Mark Zuckerberg publicó una carta en donde expone su visión sobre el futuro de la superinteligencia artificial. El jefe de Meta defendió que esta tecnología debe distribuirse entre todas las personas y no concentrarse en pocas manos. Su propuesta se apoya en tres ejes que buscan definir cómo la humanidad debería avanzar hacia esta nueva era.
Según Zuckerberg, la superinteligencia representa una de las tecnologías más determinantes en la historia humana debido a su capacidad transformadora. En la carta, publicada en la web de Meta, el cofundador de Facebook considera que empoderar a los individuos, en lugar de automatizar tareas, será la contribución más valiosa de esta IA.
Sobre esta línea, el primer eje del planteamiento de Zuckerberg afirma que poner herramientas poderosas en manos de las personas ha sido, históricamente, el motor del progreso. El segundo se centra en la invención como propósito principal de la inteligencia artificial. El jefe de Meta señala que, mientras que las preguntas que podemos hacer en un día son limitadas, las cosas que la superinteligencia puede inventar para alcanzar metas no tienen límite.
Por último, el tercer pilar es quizás el más relevante de toda la carta. En él, Zuckerberg plantea el equilibrio de poder como base de la seguridad y rechaza la idea de que una superinteligencia centralizada y benevolente sea la solución más segura. En su lugar, el directivo defiende que distribuir ampliamente el acceso entre empresas, gobiernos y personas genera controles naturales que evitan abusos, algo así como ocurre en los sistemas democráticos.

Cómo Meta y Mark Zuckerberg harán realidad este futuro de la IA
Para materializar esta filosofía, Zuckerberg detalla varias iniciativas que ya están desarrollando en Meta. Primero, la empresa busca ofrecernos un agente que comprenda nuestros objetivos y trabaje para mejorar aspectos como relaciones, salud, desarrollo profesional y gestión del hogar. Ese asistente usará un cifrado similar al que vemos en WhatsApp para garantizar la privacidad de tus datos, de modo que ni Meta pueda acceder a tu información personal.
Respecto a la infraestructura necesaria para hacer realidad este desarrollo, Mark Zuckerberg habla de mejorar las comunidades en donde construye centros de datos. Esto ha sido un punto de discordia en los últimos años, ya que la expansión de estos centros ha causado una disrupción en la vida de miles de personas. El jefe de Meta se comprometió a ofrecer beneficios a la comunidad, mantener los precios de la luz estables y lograr un balance hídrico positivo para 2030 en las zonas donde opera.
Mark Zuckerberg también habló del impacto económico de la superinteligencia artificial, sobre todo en el campo laboral. Según el CEO, no existe ninguna regla que obligue a que la automatización avance más rápido que la capacidad de las personas para adaptarse y adquirir nuevas habilidades. La llegada de una IA capaz de hacer más cosas generará empleos que no existen, tal y como ocurrió con la Revolución Industrial.

¿Qué pasará si alguien hace mal uso de esta superinteligencia?
Uno de los apartados más extensos de la carta se enfoca en cómo prevenir el uso de la IA para hackear o desarrollar armas biológicas. A diferencia de lo que hacen Anthropic y OpenAI, Meta cree que los sistemas de código abierto tienden a ser más seguros, ya que permiten que las personas identifiquen sus vulnerabilidades y las corrijan. Zuckerberg propuso a los laboratorios de IA que compartan puntos de control intermedio de sus modelos con el gobierno de Estados Unidos.

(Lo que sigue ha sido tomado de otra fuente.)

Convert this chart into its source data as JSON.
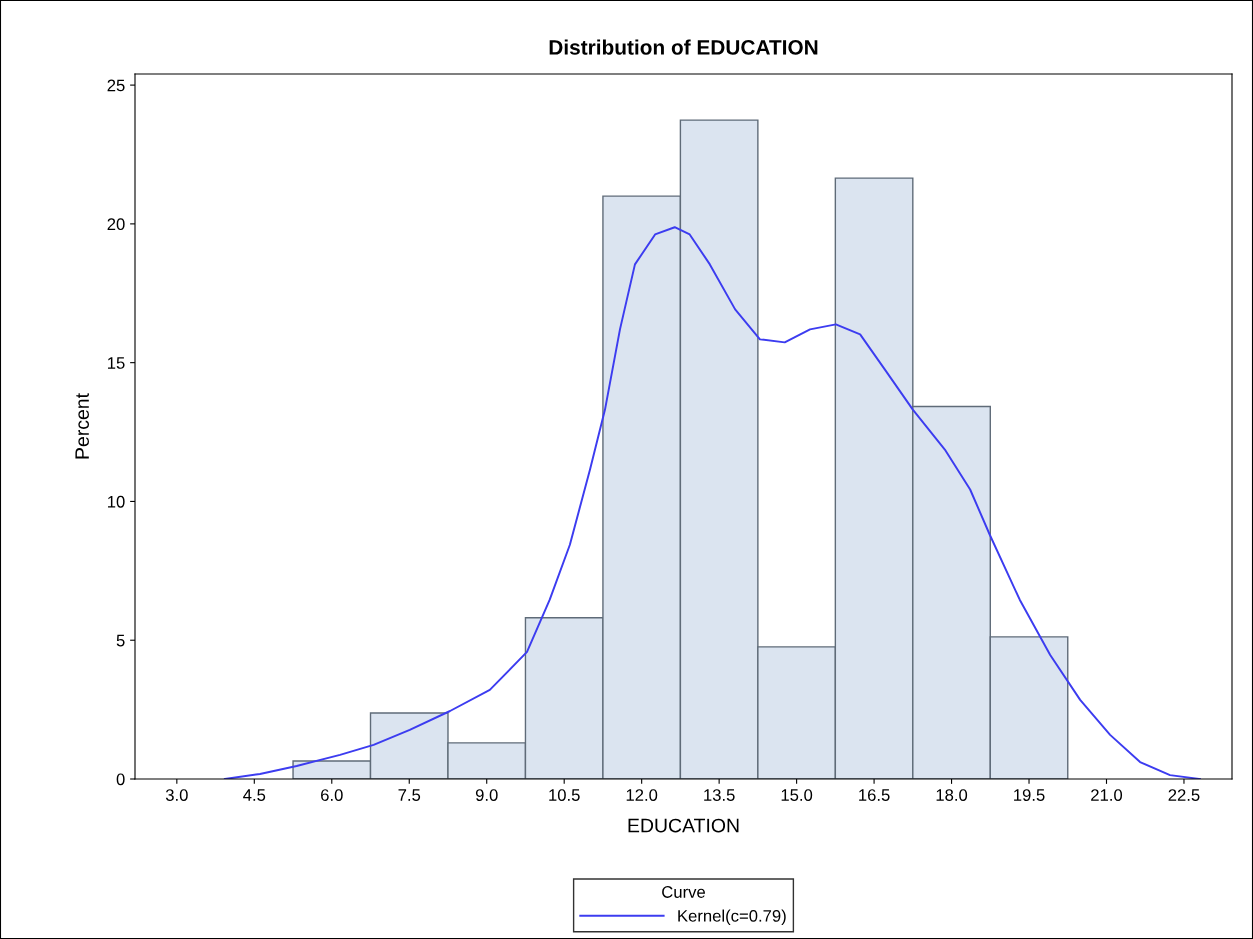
{
  "chart_data": {
    "type": "histogram",
    "title": "Distribution of EDUCATION",
    "xlabel": "EDUCATION",
    "ylabel": "Percent",
    "legend_title": "Curve",
    "legend": "bottom",
    "grid": false,
    "bins": [
      5.25,
      6.75,
      8.25,
      9.75,
      11.25,
      12.75,
      14.25,
      15.75,
      17.25,
      18.75,
      20.25
    ],
    "values": [
      0.65,
      2.38,
      1.3,
      5.81,
      21.0,
      23.74,
      4.76,
      21.65,
      13.42,
      5.12
    ],
    "color": "#dbe4f0",
    "series": [
      {
        "type": "line",
        "name": "Kernel(c=0.79)",
        "color": "#3c3cf0",
        "x": [
          3.93,
          4.61,
          5.32,
          6.16,
          6.81,
          7.51,
          8.29,
          9.06,
          9.78,
          10.22,
          10.61,
          11.0,
          11.29,
          11.58,
          11.87,
          12.26,
          12.64,
          12.93,
          13.32,
          13.81,
          14.29,
          14.77,
          15.26,
          15.76,
          16.23,
          16.71,
          17.25,
          17.87,
          18.36,
          18.74,
          19.32,
          19.91,
          20.49,
          21.07,
          21.65,
          22.23,
          22.81
        ],
        "values": [
          0,
          0.18,
          0.47,
          0.87,
          1.23,
          1.77,
          2.45,
          3.21,
          4.58,
          6.46,
          8.44,
          11.15,
          13.31,
          16.2,
          18.54,
          19.62,
          19.88,
          19.62,
          18.54,
          16.92,
          15.84,
          15.73,
          16.2,
          16.38,
          16.02,
          14.75,
          13.31,
          11.87,
          10.43,
          8.8,
          6.46,
          4.47,
          2.85,
          1.59,
          0.61,
          0.14,
          0
        ]
      }
    ],
    "xlim": [
      2.19,
      23.43
    ],
    "ylim": [
      0,
      25.4
    ],
    "xticks": [
      {
        "value": 3,
        "label": "3.0"
      },
      {
        "value": 4.5,
        "label": "4.5"
      },
      {
        "value": 6,
        "label": "6.0"
      },
      {
        "value": 7.5,
        "label": "7.5"
      },
      {
        "value": 9,
        "label": "9.0"
      },
      {
        "value": 10.5,
        "label": "10.5"
      },
      {
        "value": 12,
        "label": "12.0"
      },
      {
        "value": 13.5,
        "label": "13.5"
      },
      {
        "value": 15,
        "label": "15.0"
      },
      {
        "value": 16.5,
        "label": "16.5"
      },
      {
        "value": 18,
        "label": "18.0"
      },
      {
        "value": 19.5,
        "label": "19.5"
      },
      {
        "value": 21,
        "label": "21.0"
      },
      {
        "value": 22.5,
        "label": "22.5"
      }
    ],
    "yticks": [
      0,
      5,
      10,
      15,
      20,
      25
    ]
  }
}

Esto último llama la atención, ya que Mark Zuckerberg insiste en que Estados Unidos es quien debería mantener la ventaja sobre China. El jefe de Meta propone que se mantenga el veto al país asiático para que no pueda acceder a los chips que le permitan avanzar en el desarrollo de nuevos modelos. Al mismo tiempo, Zuckerberg dice que debe evitarse cualquier medida que retrase el lanzamiento de nuevos modelos estadounidenses.
Ante la idea de que un sistema pueda mejorarse a sí mismo de forma autónoma, el directivo advierte que no se puede limitar la automejora. Zuckerberg propone que la mayoría del cómputo disponible debe dirigirse hacia objetivos de las personas, dejando un porcentaje bajo a la automejora recursiva.
“Meta se compromete a construir basándose en los principios del empoderamiento individual como fuente de prosperidad, la invención como propósito de la IA y un equilibrio de poder favorable a las personas como fundamento para abordar los riesgos de seguridad”, concluyó.